Not so fast, Arthur. Higher (isotropic) F_atm implies enhanced cooling of the atmosphere as well as alleged surface warming, that is, a steepening of the adiabat, the slope of which varies inversely with molecular weight, specific heat at constant pressure and humidity. Adding GHGs increases all three of these variables, lessening the slope of the adiabat, contrary to the change allegedly due to higher F_atm. This contradiction loops back to the one alluded to in my previous post.

F_atm is not isotropic -

F_atm is not isotropic - where did you get that? It's the flux of heat from the atmosphere to the surface. And there is no necessary relationship to the adiabat - to get that you have to understand all the heat flows, but you haven't even coherently explained what it is you're trying to calculate. Sorry.

You’re right, F_atm is not

You’re right, F_atm is not isotropic; but its source radiation is, so that F_atm-g = F_atm-space. Now to your two earth model comparison. Assuming Tg > T_atm (true in the real world) and equal emissivities, the simultaneous, continuous energy transfers between the surface and the atmosphere constitutes an evolution - a cooling surface, a warming atmosphere, a falling lapse rate - the end point of which is an isothermal atmosphere. As T_atm increases, so does F_atm-space and the system dissipates more energy to space than it absorbs from the sun - it cools down until Tg = T_atm. This is the radiative equilibrium for earth model one in which equal emissivities are assumed. The transfer from atmosphere to surface (prohibited by the classical second law, allowed by your recast one) affects only the speed of evolution, not the equilibrium state.
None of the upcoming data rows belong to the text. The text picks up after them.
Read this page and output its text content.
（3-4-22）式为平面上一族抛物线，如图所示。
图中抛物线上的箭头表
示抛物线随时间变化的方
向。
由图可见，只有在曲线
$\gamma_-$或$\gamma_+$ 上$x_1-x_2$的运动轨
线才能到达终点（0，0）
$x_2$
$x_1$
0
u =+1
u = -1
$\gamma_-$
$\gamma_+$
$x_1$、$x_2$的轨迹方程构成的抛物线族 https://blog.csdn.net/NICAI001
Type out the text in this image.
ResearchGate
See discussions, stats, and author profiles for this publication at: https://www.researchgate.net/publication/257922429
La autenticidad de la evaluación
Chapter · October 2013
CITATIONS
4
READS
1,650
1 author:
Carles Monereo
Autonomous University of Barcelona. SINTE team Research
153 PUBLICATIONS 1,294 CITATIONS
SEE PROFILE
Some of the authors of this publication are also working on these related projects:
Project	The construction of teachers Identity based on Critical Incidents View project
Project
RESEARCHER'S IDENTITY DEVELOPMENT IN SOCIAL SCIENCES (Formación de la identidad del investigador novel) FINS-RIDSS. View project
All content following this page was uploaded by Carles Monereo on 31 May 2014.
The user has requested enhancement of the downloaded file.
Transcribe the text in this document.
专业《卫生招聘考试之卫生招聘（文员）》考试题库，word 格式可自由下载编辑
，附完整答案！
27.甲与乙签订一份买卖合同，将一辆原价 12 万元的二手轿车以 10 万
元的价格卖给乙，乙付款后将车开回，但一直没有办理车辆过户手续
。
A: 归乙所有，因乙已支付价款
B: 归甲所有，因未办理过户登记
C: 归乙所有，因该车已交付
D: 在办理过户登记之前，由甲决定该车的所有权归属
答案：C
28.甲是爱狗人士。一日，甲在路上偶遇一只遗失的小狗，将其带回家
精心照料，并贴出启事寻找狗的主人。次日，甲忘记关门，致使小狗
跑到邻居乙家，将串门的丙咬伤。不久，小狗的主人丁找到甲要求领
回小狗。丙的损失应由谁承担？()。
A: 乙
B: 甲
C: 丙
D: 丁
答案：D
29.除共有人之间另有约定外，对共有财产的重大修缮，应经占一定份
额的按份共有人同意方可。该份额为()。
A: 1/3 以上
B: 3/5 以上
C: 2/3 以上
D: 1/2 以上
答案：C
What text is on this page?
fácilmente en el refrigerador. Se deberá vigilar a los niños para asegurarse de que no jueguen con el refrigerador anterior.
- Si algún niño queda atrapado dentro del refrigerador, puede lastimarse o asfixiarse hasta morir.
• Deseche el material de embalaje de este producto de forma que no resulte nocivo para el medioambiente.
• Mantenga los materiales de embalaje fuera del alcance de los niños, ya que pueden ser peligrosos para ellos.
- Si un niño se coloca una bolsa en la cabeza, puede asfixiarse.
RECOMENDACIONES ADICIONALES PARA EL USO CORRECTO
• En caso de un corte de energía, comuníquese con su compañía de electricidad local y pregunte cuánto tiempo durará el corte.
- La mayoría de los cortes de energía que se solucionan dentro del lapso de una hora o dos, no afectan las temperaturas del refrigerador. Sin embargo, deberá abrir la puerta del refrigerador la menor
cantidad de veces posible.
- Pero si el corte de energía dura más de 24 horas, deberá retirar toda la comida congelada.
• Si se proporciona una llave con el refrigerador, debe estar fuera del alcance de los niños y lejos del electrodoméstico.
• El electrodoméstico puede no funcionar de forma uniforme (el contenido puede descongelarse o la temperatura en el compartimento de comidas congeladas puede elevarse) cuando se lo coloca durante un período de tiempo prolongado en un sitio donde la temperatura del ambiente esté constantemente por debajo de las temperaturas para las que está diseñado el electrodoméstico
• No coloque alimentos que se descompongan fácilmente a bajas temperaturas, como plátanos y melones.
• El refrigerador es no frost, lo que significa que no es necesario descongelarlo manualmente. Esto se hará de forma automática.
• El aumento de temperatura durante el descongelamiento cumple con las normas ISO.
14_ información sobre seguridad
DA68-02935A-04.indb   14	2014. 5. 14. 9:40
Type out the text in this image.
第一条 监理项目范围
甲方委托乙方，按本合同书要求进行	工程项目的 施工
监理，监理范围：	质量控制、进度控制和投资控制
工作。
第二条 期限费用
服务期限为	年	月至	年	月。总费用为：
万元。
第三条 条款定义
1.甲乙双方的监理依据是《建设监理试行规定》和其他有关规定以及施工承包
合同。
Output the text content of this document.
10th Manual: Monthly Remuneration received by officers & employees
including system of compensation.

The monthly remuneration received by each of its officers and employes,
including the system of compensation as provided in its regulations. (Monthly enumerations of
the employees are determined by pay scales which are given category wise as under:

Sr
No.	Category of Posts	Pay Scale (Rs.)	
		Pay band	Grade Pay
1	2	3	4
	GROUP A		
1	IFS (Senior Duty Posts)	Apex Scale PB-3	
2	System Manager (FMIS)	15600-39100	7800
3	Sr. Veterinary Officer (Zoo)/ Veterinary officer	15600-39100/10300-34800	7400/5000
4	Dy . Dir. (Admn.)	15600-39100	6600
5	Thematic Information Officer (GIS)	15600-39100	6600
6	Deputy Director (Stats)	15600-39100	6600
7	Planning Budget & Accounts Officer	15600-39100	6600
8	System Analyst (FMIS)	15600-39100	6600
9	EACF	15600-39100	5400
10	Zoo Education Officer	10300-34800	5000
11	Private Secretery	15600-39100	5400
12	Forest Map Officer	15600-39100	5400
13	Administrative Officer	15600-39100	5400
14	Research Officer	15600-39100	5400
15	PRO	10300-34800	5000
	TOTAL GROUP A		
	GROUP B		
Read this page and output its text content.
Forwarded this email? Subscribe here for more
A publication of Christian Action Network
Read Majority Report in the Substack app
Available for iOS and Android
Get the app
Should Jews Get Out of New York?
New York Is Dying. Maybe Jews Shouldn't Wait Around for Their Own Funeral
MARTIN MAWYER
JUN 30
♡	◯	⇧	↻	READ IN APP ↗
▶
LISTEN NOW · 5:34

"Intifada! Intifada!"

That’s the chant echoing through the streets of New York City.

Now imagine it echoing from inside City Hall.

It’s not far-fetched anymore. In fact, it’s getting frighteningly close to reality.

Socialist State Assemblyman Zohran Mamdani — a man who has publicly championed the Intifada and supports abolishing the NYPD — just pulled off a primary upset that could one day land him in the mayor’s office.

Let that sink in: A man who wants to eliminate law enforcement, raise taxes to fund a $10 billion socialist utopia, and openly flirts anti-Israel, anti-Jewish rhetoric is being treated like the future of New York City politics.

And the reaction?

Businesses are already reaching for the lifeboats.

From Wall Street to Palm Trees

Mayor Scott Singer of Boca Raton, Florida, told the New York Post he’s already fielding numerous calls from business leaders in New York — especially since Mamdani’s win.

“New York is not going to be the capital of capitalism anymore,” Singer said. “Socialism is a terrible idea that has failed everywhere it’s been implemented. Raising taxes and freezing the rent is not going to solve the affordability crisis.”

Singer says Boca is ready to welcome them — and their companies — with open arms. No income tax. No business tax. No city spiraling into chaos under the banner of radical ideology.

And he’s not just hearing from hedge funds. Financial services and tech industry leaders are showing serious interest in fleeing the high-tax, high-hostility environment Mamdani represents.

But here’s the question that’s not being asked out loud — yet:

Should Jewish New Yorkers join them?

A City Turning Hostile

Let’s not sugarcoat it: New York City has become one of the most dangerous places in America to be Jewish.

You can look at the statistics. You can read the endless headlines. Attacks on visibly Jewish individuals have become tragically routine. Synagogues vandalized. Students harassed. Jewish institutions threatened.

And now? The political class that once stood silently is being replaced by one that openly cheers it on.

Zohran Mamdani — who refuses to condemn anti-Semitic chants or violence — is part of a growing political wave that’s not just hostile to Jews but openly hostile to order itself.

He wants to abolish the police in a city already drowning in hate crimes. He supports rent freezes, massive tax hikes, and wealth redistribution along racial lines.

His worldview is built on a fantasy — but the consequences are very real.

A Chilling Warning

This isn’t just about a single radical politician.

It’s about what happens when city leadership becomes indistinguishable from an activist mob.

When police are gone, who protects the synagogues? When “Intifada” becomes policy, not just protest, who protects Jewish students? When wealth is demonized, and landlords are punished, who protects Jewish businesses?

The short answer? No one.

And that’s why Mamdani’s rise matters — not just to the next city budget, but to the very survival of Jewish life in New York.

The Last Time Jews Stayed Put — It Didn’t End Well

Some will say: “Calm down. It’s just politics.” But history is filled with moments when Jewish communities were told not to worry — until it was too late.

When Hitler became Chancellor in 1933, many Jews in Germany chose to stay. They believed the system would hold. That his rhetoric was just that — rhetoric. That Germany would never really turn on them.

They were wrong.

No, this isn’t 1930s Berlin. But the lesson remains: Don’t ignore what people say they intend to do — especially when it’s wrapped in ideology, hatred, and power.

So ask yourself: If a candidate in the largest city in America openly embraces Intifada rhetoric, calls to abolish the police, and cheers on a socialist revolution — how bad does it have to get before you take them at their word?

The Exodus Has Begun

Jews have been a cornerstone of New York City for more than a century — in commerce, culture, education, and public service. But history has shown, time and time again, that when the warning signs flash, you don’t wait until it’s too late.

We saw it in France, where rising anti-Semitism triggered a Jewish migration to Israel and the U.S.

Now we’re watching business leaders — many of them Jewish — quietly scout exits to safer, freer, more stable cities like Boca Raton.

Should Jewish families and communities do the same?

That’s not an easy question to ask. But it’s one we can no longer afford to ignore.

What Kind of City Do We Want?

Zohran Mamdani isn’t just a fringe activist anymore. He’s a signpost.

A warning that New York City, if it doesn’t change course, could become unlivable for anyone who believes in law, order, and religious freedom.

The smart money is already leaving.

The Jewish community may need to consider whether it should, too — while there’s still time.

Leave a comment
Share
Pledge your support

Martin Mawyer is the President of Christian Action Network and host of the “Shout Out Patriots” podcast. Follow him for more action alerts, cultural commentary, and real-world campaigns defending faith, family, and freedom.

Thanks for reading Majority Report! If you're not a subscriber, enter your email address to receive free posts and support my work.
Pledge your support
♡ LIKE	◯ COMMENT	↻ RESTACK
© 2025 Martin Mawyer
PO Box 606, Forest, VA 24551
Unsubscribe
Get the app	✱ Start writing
In earth model two, with GHG concentrations, atmospheric emissivity and temperature and energy transfers to the surface and to space all increased, the model evolves more slowly and cools more quickly to its equilibrium state, again an isothermal atmosphere and Tg = T_atm, but at a higher level than in model one. However, since the equilibrium temperature varies inversely with emissivity, the equilibrium flux being constant and equal to the incoming flux, model 2's equilibrium temperature should be lower than model 1's. The contradiction implies that atmospheric emissivity can’t exceed that at the surface, as assumed.

Relaxing the assumption, equilibrium in either model features Tg<T_atm. The temperature difference in the second model, where the emissivity difference is smaller, would be less than in the first. Compared with the real world, Tg falls in both models; but, because the atmospheric temperature difference between the two models is unknown, we can’t say in which model it falls less or more. Adding GHGs has an ambiguous effect on surface temperature.

John - "F_atm-g =

John - "F_atm-g = F_atm-space" is false, although it becomes approximately true in the limit as F_atm goes to zero. This is because some of what is emitted by the atmosphere close to the ground is absorbed higher up. For the strongest absorption lines this is the most true, so that the emission to ground at those wavelengths from the atmosphere is considerably higher than the emission to space, which comes from a portion of the atmosphere at a colder temperature.

As to the rest of your argument - "assuming equal emissivity" is nonsensical from the start. The comparison I'm talking about is to an atmosphere with zero emissivity, and zero absorptivity. Introducing GHG's increases emissivity (and absorptivity). But at no point has anybody been talking about a "black-body" atmosphere, as you seem to be implying is the relevant comparison.

However, in the case the atmosphere did behave as a black body (or with emissivity equivalent to that of the surface) your argument is still wrong because this is not a thermal equilibrium system, but dynamical equilibrium or steady state. It does not tend to a uniform temperature, it tends to a point where the various fluxes balance. Under a fully absorbing atmosphere, you would have a situation like Venus, where the surface temperature can increase essentially without limit (the temperature being determined by the height of the point where the atmosphere starts to become transparent to outgoing radiation, and the lapse rate to that point).